The ban on political ads announced by Twitter two weeks ago has come into effect, and the rules are surprisingly simple — perhaps too simple. No political content as they define it may be promoted; candidates, parties, governments or officials, PACs and certain political nonprofit groups are banned from promoting content altogether.
The idea intended to be made manifest in these policies is that “political message reach should be earned, not bought,” as the company puts it. It’s hard to argue with that (but Facebook will anyway). The new rules apply globally and to all ad types.
It’s important to make clear at the outset that Twitter is not banning political content, it is banning the paid promotion of that content. Every topic is fair game and every person or organization on Twitter can pursue their cause as before — they just can’t pay to get their message in front of more eyeballs.
In its briefly stated rules, the company explains what it means by “political content”:
We define political content as content that references a candidate, political party, elected or appointed government official, election, referendum, ballot measure, legislation, regulation, directive, or judicial outcome.
Also banned are:
Ads that contain references to political content, including appeals for votes, solicitations of financial support, and advocacy for or against any of the above-listed types of political content.
That seems pretty straightforward.
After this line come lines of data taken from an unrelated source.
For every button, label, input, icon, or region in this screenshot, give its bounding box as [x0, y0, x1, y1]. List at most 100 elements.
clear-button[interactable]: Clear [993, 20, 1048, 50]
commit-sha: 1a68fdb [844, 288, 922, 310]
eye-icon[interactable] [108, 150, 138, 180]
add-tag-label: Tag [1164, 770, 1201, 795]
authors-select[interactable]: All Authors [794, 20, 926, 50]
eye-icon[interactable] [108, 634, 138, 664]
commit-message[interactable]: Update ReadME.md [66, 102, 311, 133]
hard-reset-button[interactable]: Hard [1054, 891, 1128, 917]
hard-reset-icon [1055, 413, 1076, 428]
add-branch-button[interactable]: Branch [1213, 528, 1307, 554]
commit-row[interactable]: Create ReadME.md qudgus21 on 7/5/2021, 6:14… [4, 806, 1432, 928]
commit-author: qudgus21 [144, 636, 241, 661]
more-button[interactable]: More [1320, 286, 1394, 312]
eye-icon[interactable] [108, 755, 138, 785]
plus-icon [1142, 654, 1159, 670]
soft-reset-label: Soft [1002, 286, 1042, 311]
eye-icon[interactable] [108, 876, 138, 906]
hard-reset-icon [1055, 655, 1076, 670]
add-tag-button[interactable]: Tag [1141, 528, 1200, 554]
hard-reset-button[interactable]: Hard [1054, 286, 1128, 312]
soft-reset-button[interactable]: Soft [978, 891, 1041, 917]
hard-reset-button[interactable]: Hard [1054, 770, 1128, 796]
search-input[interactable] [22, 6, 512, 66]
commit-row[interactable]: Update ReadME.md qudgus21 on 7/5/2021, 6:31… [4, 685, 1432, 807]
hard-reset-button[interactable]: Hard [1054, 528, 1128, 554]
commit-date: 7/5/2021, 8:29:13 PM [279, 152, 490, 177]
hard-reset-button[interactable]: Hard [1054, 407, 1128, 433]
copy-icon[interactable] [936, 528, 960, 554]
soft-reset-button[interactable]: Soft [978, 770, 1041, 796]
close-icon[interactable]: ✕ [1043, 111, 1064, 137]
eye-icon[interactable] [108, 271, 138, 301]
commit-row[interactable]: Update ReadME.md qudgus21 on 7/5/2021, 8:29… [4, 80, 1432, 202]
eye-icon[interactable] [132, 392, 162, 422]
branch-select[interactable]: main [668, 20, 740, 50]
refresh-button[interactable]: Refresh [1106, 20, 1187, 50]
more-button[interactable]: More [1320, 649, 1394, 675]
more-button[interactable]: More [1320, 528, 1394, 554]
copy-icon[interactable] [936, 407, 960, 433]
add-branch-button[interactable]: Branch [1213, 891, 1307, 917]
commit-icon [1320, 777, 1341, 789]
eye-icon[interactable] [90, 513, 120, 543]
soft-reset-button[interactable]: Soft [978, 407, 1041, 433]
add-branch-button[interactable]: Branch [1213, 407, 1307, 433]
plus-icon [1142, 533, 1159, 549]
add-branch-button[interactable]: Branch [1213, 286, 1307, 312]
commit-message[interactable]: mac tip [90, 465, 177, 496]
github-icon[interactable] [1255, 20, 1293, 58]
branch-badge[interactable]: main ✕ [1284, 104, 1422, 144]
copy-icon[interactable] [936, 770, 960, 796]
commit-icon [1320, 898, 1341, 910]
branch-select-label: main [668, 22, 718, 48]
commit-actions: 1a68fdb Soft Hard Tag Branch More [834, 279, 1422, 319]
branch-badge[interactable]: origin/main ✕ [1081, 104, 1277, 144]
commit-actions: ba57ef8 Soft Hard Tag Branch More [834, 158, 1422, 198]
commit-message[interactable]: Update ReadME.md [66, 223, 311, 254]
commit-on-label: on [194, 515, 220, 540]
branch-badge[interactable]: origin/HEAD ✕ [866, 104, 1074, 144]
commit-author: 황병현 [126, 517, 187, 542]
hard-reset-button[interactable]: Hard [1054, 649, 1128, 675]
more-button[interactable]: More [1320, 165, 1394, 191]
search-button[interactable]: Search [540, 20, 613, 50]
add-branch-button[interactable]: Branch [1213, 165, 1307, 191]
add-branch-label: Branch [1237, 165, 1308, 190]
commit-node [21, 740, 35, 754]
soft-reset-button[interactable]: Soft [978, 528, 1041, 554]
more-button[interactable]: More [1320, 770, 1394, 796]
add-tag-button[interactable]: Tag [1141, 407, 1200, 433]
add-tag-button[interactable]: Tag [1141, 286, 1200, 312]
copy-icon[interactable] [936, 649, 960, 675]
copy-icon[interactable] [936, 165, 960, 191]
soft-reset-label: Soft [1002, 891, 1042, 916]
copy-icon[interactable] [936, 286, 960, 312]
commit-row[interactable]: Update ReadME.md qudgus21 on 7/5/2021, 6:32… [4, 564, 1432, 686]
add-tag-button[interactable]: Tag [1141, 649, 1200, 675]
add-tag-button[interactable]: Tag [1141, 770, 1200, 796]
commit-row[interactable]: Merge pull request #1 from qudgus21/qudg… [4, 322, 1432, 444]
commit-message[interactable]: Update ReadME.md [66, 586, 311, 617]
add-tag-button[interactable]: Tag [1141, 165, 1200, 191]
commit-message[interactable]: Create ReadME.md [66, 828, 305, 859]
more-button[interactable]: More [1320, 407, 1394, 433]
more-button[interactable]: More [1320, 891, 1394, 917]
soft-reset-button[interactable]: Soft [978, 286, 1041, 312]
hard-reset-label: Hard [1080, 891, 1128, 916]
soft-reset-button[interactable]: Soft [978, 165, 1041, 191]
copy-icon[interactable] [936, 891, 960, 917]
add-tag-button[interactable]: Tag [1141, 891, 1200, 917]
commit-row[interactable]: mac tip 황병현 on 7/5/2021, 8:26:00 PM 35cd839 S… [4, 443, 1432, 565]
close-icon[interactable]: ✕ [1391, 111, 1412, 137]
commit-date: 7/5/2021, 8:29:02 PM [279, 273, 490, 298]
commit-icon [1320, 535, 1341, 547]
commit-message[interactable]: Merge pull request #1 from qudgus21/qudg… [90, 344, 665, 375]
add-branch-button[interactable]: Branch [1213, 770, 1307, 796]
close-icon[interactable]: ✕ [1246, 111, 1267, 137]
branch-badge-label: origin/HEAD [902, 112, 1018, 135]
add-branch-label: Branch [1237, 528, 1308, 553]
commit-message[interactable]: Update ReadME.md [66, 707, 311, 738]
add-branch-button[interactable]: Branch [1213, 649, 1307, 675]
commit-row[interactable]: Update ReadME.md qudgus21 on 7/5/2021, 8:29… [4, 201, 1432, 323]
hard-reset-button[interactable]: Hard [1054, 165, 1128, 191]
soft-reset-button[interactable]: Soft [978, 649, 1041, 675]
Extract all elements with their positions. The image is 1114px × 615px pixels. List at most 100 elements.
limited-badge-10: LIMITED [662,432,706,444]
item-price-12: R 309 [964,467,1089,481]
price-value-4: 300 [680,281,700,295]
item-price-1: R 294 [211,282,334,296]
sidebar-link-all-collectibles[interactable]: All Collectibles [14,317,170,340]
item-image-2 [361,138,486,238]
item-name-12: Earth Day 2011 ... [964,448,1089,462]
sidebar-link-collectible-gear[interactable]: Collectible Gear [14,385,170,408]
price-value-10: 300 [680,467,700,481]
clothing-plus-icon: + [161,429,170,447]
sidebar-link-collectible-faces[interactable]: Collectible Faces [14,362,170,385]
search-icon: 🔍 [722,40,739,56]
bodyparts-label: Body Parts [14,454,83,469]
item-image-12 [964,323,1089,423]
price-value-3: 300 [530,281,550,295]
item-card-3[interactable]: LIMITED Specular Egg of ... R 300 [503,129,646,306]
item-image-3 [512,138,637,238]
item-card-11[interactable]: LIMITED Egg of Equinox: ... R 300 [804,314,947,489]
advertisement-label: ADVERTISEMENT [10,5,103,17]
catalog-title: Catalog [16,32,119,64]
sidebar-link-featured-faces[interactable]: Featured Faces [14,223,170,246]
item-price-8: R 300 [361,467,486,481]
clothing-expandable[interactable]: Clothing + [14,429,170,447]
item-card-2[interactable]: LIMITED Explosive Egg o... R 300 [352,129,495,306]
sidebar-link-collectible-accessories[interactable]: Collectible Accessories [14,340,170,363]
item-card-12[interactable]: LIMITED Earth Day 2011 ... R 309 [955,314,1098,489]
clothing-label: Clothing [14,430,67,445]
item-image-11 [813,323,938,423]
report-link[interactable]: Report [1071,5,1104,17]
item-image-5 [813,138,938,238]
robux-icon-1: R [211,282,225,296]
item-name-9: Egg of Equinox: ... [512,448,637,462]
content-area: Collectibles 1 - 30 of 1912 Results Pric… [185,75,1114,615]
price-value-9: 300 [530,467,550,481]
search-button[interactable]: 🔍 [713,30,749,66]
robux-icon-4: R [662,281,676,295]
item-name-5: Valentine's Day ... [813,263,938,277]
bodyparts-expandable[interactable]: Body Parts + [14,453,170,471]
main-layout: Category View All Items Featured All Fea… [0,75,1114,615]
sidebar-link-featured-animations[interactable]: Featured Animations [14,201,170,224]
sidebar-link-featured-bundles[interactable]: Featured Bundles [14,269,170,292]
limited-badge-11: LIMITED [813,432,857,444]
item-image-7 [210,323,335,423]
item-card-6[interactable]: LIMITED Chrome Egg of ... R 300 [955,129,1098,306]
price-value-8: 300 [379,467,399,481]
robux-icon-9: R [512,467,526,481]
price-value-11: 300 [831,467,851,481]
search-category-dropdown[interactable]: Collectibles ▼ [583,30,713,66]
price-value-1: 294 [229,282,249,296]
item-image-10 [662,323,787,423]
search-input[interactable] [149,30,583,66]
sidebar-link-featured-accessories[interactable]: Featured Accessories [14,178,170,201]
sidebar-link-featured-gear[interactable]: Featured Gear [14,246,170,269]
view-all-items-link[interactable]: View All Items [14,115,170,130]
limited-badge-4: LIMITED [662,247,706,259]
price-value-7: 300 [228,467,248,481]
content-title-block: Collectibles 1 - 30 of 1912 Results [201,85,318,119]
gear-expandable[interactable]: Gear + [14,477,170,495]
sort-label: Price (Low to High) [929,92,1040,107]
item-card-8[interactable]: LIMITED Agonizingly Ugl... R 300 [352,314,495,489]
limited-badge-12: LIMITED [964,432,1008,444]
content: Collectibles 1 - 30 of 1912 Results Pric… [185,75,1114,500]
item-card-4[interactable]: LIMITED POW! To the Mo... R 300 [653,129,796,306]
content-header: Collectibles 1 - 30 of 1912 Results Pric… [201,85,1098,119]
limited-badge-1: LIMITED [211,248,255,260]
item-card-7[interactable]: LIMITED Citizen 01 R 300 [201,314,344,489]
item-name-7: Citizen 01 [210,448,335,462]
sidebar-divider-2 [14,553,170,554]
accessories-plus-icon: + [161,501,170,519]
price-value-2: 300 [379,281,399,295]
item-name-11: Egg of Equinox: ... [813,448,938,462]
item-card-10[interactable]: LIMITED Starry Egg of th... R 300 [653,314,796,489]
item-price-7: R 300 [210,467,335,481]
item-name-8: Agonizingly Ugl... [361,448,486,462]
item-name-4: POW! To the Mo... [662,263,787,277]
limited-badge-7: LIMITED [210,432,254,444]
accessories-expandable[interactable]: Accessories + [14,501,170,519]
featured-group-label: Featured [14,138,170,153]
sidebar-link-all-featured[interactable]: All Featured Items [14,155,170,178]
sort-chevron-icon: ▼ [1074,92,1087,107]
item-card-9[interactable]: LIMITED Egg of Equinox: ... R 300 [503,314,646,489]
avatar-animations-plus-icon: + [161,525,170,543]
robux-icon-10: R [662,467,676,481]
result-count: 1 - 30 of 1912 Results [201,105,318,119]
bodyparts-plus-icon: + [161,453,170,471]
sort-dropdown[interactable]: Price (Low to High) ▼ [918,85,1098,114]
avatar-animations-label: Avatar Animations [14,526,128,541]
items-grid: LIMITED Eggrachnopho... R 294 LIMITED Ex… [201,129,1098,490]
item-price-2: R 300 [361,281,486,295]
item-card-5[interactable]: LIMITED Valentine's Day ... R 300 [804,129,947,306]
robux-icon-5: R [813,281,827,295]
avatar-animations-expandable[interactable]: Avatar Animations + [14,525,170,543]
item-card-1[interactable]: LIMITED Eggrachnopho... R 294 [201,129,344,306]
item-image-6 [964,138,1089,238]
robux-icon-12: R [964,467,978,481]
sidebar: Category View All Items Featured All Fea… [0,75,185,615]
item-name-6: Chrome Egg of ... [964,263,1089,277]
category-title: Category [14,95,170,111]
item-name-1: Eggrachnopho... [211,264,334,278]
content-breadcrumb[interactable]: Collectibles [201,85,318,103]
Banning political ads is controversial to begin with, but unclear or complicated definitions would really make things difficult.
A blanket ban on many politically motivated organizations will also help clear the decks. Political action committees, or PACs, and their deep-pocketed cousins the SuperPACs, are banned from advertising at all. That makes sense, since what content would they be promoting other than attempts to influence the political process? 501(c)4 nonprofit organizations, not as publicly notorious as PACs but huge spenders on political causes, are also banned.
There are, of course, exemptions, both for news organizations that want to promote coverage of political issues, and “cause-based” content deemed non-political.
The first exemption is pretty natural — although many news organizations do have a political outlook or ideological bent, it’s a far cry from the practice of donating millions directly to candidates or parties. But not just any site can take advantage — you’ll have to have 200,000 monthly unique visitors, make your own content with your own people and not be primarily focused on a single issue.
The “cause-based” exemption may be where Twitter takes the most heat. As Twitter’s policy states, it will allow “ads that educate, raise awareness, and/or call for people to take action in connection with civic engagement, economic growth, environmental stewardship, or social equity causes.”
These come with some restrictions: They can only be targeted to the state, province or region level — no ZIP codes, so hyper-local influence is out. And politically charged interests may not be targeted, so you can’t send your cause-based ads just to “socialists,” for example. And they can’t reference or be run on behalf of any of the banned entities above.
But it’s the play in the definition that may come back to bite Twitter. What exactly constitutes “civic engagement” and “social equity causes”? Perhaps these concepts were only vaguely defined by design to be accommodating rather than prescriptive, but if you leave an inch for interpretation, you’d better believe bad actors are going to take a mile.
Clearly this is meant to allow promotion of content like voter registration drives, disaster relief work, and so on. But it’s more than possible someone will try to qualify, say, an anti-immigrant rally as “public conversation around important topics.”
I asked Twitter whether additional guidance on the cause-based content rules would be forthcoming, but a representative simply pointed me to the very language I quoted.
That said, policy lead at Twitter Vijaya Gadde said the company will attempt to be transparent with its decisions on individual issues and clear about changes to the rules going forward.
“This is new territory,” she tweeted. “As with every policy we put into practice, it will evolve and we’ll be listening to your feedback.”
And no doubt they shall receive it — in abundance.